以上の配慮から画面的に迫力不足になる事があるかもしれませんが、教育的見地からはやむを得ません。足りない分はセリフで補強します。絵として凄くなくても「凄い」と登場キャラクターが言えば作品中ではそれは「凄い」という事になるのです。なにしろ「凄い」とハッキリ言っているわけですから、これ以上「分かりやすい」表現はありません。

Q:ギャグがつまらないんですけど?

A:「魂」のギャグは面白いかどうかよりも「わかりやすいかどうか」を主眼に挿入されています。知識豊富な高年齢視聴者から見るとありきたりで退屈に見えても、初めてそれに触れる低年齢層には十分「面白い」はずです。
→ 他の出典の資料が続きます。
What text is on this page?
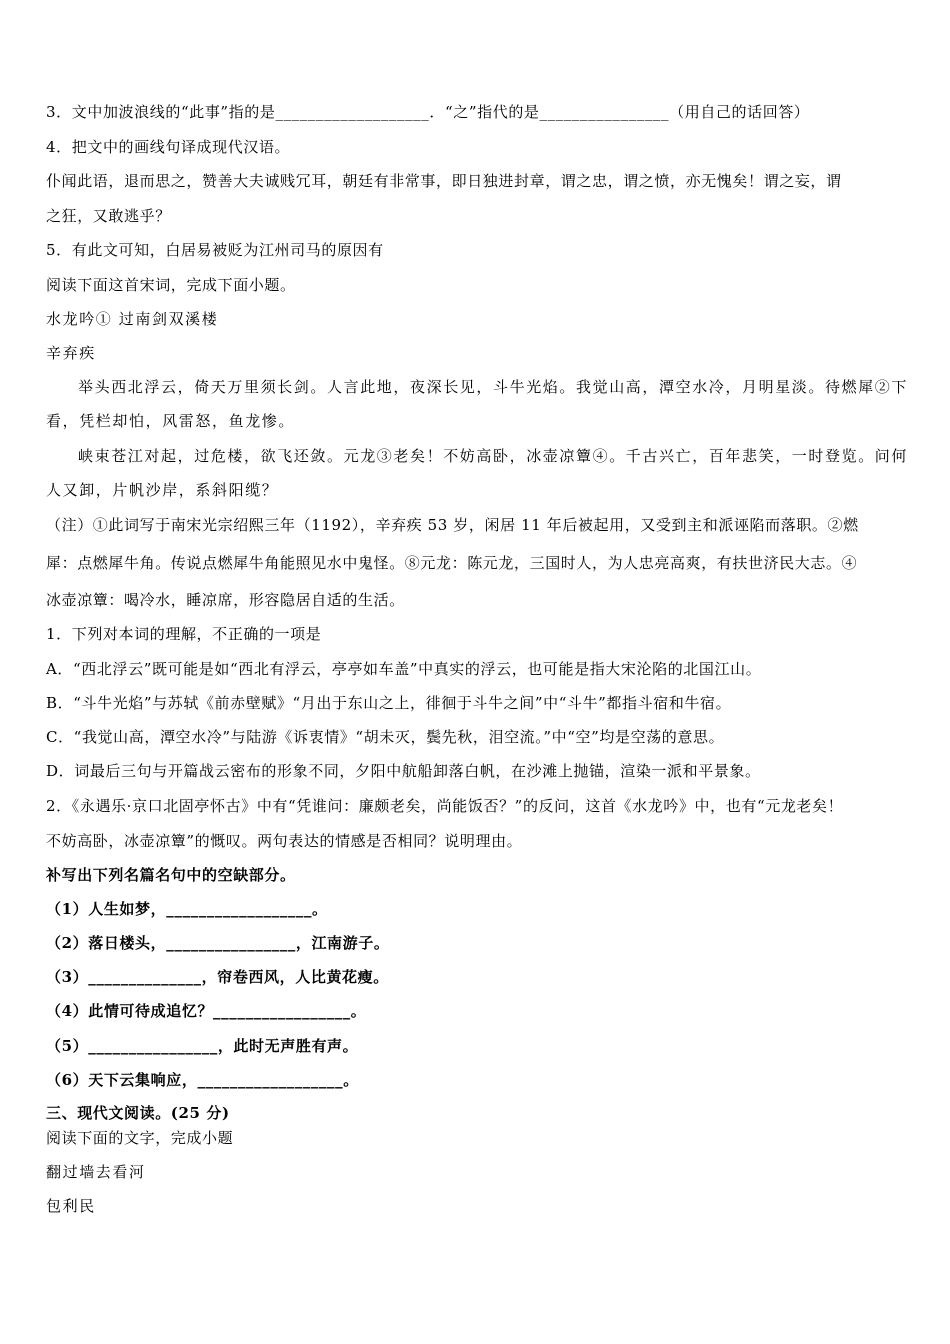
3．文中加波浪线的“此事”指的是___________________．“之”指代的是________________（用自己的话回答）
4．把文中的画线句译成现代汉语。
仆闻此语，退而思之，赞善大夫诚贱冗耳，朝廷有非常事，即日独进封章，谓之忠，谓之愤，亦无愧矣！谓之妄，谓
之狂，又敢逃乎？
5．有此文可知，白居易被贬为江州司马的原因有
阅读下面这首宋词，完成下面小题。
水龙吟① 过南剑双溪楼
辛弃疾
举头西北浮云，倚天万里须长剑。人言此地，夜深长见，斗牛光焰。我觉山高，潭空水冷，月明星淡。待燃犀②下
看，凭栏却怕，风雷怒，鱼龙惨。
峡束苍江对起，过危楼，欲飞还敛。元龙③老矣！不妨高卧，冰壶凉簟④。千古兴亡，百年悲笑，一时登览。问何
人又卸，片帆沙岸，系斜阳缆？
（注）①此词写于南宋光宗绍熙三年（1192），辛弃疾 53 岁，闲居 11 年后被起用，又受到主和派诬陷而落职。②燃
犀：点燃犀牛角。传说点燃犀牛角能照见水中鬼怪。⑧元龙：陈元龙，三国时人，为人忠亮高爽，有扶世济民大志。④
冰壶凉簟：喝冷水，睡凉席，形容隐居自适的生活。
1．下列对本词的理解，不正确的一项是
A．“西北浮云”既可能是如“西北有浮云，亭亭如车盖”中真实的浮云，也可能是指大宋沦陷的北国江山。
B．“斗牛光焰”与苏轼《前赤壁赋》“月出于东山之上，徘徊于斗牛之间”中“斗牛”都指斗宿和牛宿。
C．“我觉山高，潭空水冷”与陆游《诉衷情》“胡未灭，鬓先秋，泪空流。”中“空”均是空荡的意思。
D．词最后三句与开篇战云密布的形象不同，夕阳中航船卸落白帆，在沙滩上抛锚，渲染一派和平景象。
2．《永遇乐·京口北固亭怀古》中有“凭谁问：廉颇老矣，尚能饭否？”的反问，这首《水龙吟》中，也有“元龙老矣！
不妨高卧，冰壶凉簟”的慨叹。两句表达的情感是否相同？说明理由。
补写出下列名篇名句中的空缺部分。
（1）人生如梦，__________________。
（2）落日楼头，________________，江南游子。
（3）______________，帘卷西风，人比黄花瘦。
（4）此情可待成追忆？_________________。
（5）________________，此时无声胜有声。
（6）天下云集响应，__________________。
三、现代文阅读。(25 分)
阅读下面的文字，完成小题
翻过墙去看河
包利民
むしろ、高度なギャグでは分からなくて不快な思いさせてしまう可能性があります。

以下、質問は随時募集中。


要するに「魂」は失敗作ではなく、全てスタッフの意図通りに作られている、という事なのである。よって、今後路線変更して無印テイストになる可能性は非常に低いと(私は)見ている。

対象ターゲット層から外された高年齢視聴者が取るべき行動は次の2つしか無い。

忘れるか、現状を楽しむか。

どうせなら現状を楽しむ方向へ行くべきだという事で、当サイトは今後しばらく試験的に「魂」を肯定してみようと思う次第。ちなみに「文句を言うために見る」のは現状を楽しむの変則的な一面だとか言ってみたり。